The magnitudes involved are staggering.  In the lead article, the acting managing director of the IMF cites an estimate of US$ 7 trillion (yes, trillion) as the amount of private wealth hidden in tax havens.  The annual tax revenue losses to governments, amounting to US$ 1 trillion on one estimate (or roughly 1.5 times the United States’ bloated military budget) are just a part of the overall loss related to such mechanisms as mispricing in cross-border trade within global production networks dominated by transnational corporations, and purchase of nationality by ultra-rich individuals (see Figure 1, a screenshot from a consulting firm that describes itself as ‘The Leader in Residence and Citizenship Planning’).  The latter process at least is entirely legal, indeed entrenched in many national ‘golden visa’ policies, and the legalities of transfer pricing remain the topic of extensive and inconclusive litigation using the limited options that are now available.

Figure 1

The IMF’s belated discovery of tax avoidance, and its engagement with leading researchers like Nicholas Shaxson, is therefore welcome.  Perhaps, to quote Tracy Chapman, ‘finally the tables are starting to turn’, even though this possibility requires temporary suspension of disbelief with regard to the IMF’s historic role in expanding global predatory capitalism under US leadership.  In an alternative universe, IMF conditionalities would for decades have included performance requirements related to national policies aimed at reducing tax avoidance and capital flight.
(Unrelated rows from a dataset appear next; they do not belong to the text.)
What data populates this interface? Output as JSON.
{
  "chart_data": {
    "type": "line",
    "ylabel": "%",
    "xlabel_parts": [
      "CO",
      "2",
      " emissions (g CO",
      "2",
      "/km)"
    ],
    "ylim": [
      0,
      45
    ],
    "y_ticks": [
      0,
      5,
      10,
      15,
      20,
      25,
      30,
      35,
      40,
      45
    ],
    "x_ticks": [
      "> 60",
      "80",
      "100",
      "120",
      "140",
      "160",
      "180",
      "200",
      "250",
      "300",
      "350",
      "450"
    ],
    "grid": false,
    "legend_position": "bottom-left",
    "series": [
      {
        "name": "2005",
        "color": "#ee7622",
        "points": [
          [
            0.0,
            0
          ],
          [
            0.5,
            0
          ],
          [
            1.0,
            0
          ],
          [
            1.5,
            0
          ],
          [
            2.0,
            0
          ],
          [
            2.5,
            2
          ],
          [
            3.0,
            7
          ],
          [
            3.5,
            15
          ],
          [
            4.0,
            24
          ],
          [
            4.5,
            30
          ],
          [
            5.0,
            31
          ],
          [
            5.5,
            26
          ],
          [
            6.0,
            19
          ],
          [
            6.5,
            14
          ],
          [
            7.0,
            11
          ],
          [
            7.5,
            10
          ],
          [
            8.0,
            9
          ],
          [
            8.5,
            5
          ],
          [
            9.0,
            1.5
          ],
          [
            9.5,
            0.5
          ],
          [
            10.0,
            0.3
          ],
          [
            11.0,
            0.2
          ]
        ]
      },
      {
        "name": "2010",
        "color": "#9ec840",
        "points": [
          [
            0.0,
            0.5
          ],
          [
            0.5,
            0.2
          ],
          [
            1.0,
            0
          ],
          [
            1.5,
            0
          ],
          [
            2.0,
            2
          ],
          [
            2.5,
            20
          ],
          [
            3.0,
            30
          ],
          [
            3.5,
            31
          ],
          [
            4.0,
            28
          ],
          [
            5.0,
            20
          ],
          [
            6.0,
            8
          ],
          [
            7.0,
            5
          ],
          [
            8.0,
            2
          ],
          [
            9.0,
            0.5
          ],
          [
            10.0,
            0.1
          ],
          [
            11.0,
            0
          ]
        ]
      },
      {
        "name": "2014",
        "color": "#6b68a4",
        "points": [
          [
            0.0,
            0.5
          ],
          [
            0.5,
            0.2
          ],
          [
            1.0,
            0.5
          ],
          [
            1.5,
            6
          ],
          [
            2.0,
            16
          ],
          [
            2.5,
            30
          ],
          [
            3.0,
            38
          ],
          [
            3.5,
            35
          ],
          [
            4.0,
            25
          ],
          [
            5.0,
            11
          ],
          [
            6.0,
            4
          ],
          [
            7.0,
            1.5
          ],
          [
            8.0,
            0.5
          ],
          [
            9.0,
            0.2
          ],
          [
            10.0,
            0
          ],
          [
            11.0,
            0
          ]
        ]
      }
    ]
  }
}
Meanwhile, public health protagonists working within national contexts where it is safe to do so (a shrinking universe) must foreground how a global economic order that enables ultra-wealthy individuals and transnational corporations to avoid tax liabilities limits the ability of well-intentioned national and sub-national governments (yes, there still are some) to reduce health inequalities, whether directly through equitable provision of health services or indirectly through poverty reduction, addressing place-related dangers, and other strategies.

Public finance is a global health issue.  This message must be communicated as widely and forcefully as possible. I am glad to provide more extensive reference lists to those interested in advancing this understanding. .

[1] For an early discussion in the Latin American context, see D. Lessard and J. Williamson, eds., Capital Flight and Third World Debt (Washington, DC: Institute for International Economics, 1987).  For a summary of later work by the leaders in research on capital flight from sub-Saharan Africa, see Boyce and Ndikumana (2012).